The SDK is instrumented with automatic retries with exponential backoff. A request will be retried as long
as the request is deemed retryable and the number of retry attempts has not grown larger than the configured
retry limit (default: 2).

A request is deemed retryable when any of the following HTTP status codes is returned:

- [408](https://developer.mozilla.org/en-US/docs/Web/HTTP/Status/408) (Timeout)
- [429](https://developer.mozilla.org/en-US/docs/Web/HTTP/Status/429) (Too Many Requests)
- [5XX](https://developer.mozilla.org/en-US/docs/Web/HTTP/Status/500) (Internal Server Errors)

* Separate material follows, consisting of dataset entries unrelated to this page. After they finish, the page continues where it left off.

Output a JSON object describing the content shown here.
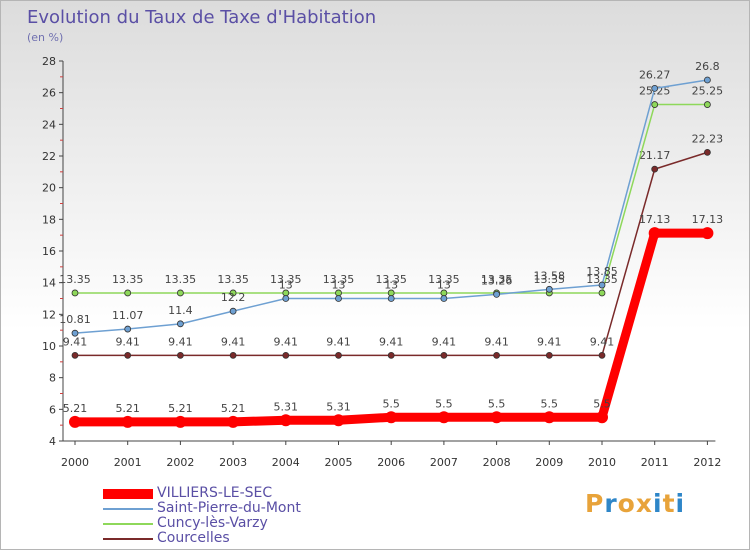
{
  "header": {
    "title": "Evolution du Taux de Taxe d'Habitation",
    "unit": "(en %)"
  },
  "logo": {
    "text": "Proxiti",
    "letters": [
      "P",
      "r",
      "o",
      "x",
      "i",
      "t",
      "i"
    ],
    "colors": [
      "#e8a33a",
      "#2e86c8",
      "#e8a33a",
      "#e8a33a",
      "#2e86c8",
      "#e8a33a",
      "#2e86c8"
    ]
  },
  "chart_data": {
    "type": "line",
    "title": "Evolution du Taux de Taxe d'Habitation",
    "ylabel": "(en %)",
    "xlabel": "",
    "x": [
      "2000",
      "2001",
      "2002",
      "2003",
      "2004",
      "2005",
      "2006",
      "2007",
      "2008",
      "2009",
      "2010",
      "2011",
      "2012"
    ],
    "ylim": [
      4,
      28
    ],
    "yticks": [
      "4",
      "6",
      "8",
      "10",
      "12",
      "14",
      "16",
      "18",
      "20",
      "22",
      "24",
      "26",
      "28"
    ],
    "grid": false,
    "legend": "bottom-left",
    "series": [
      {
        "name": "VILLIERS-LE-SEC",
        "color": "#ff0000",
        "values": [
          5.21,
          5.21,
          5.21,
          5.21,
          5.31,
          5.31,
          5.5,
          5.5,
          5.5,
          5.5,
          5.5,
          17.13,
          17.13
        ],
        "labels": [
          "5.21",
          "5.21",
          "5.21",
          "5.21",
          "5.31",
          "5.31",
          "5.5",
          "5.5",
          "5.5",
          "5.5",
          "5.5",
          "17.13",
          "17.13"
        ]
      },
      {
        "name": "Saint-Pierre-du-Mont",
        "color": "#6ea0d2",
        "values": [
          10.81,
          11.07,
          11.4,
          12.2,
          13,
          13,
          13,
          13,
          13.26,
          13.58,
          13.85,
          26.27,
          26.8
        ],
        "labels": [
          "10.81",
          "11.07",
          "11.4",
          "12.2",
          "13",
          "13",
          "13",
          "13",
          "13.26",
          "13.58",
          "13.85",
          "26.27",
          "26.8"
        ]
      },
      {
        "name": "Cuncy-lès-Varzy",
        "color": "#8ed85a",
        "values": [
          13.35,
          13.35,
          13.35,
          13.35,
          13.35,
          13.35,
          13.35,
          13.35,
          13.35,
          13.35,
          13.35,
          25.25,
          25.25
        ],
        "labels": [
          "13.35",
          "13.35",
          "13.35",
          "13.35",
          "13.35",
          "13.35",
          "13.35",
          "13.35",
          "13.35",
          "13.35",
          "13.35",
          "25.25",
          "25.25"
        ]
      },
      {
        "name": "Courcelles",
        "color": "#7a2a2a",
        "values": [
          9.41,
          9.41,
          9.41,
          9.41,
          9.41,
          9.41,
          9.41,
          9.41,
          9.41,
          9.41,
          9.41,
          21.17,
          22.23
        ],
        "labels": [
          "9.41",
          "9.41",
          "9.41",
          "9.41",
          "9.41",
          "9.41",
          "9.41",
          "9.41",
          "9.41",
          "9.41",
          "9.41",
          "21.17",
          "22.23"
        ]
      }
    ]
  }
}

Use the `max_retries` request option to configure this behavior.

```python
client.search.post(..., request_options={
    "max_retries": 1
})
```

### Timeouts

The SDK defaults to a 60 second timeout. You can configure this with a timeout option at the client or request level.

```python
from newscatcher import NewscatcherApi

client = NewscatcherApi(..., timeout=20.0)

# Override timeout for a specific method
client.search.post(..., request_options={
    "timeout_in_seconds": 1
})
```

### Custom Client

You can override the `httpx` client to customize it for your use-case. Some common use-cases include support for proxies
and transports.

```python
import httpx
from newscatcher import NewscatcherApi

client = NewscatcherApi(
    ...,
    httpx_client=httpx.Client(
        proxy="http://my.test.proxy.example.com",
        transport=httpx.HTTPTransport(local_address="0.0.0.0"),
    ),
)
```

## Contributing

While we value open-source contributions to this SDK, this library is generated programmatically.
Additions made directly to this library would have to be moved over to our generation code,
otherwise they would be overwritten upon the next generated release. Feel free to open a PR as
a proof of concept, but know that we will not be able to merge it as-is. We suggest opening
an issue first to discuss with us!

On the other hand, contributions to the README are always very welcome!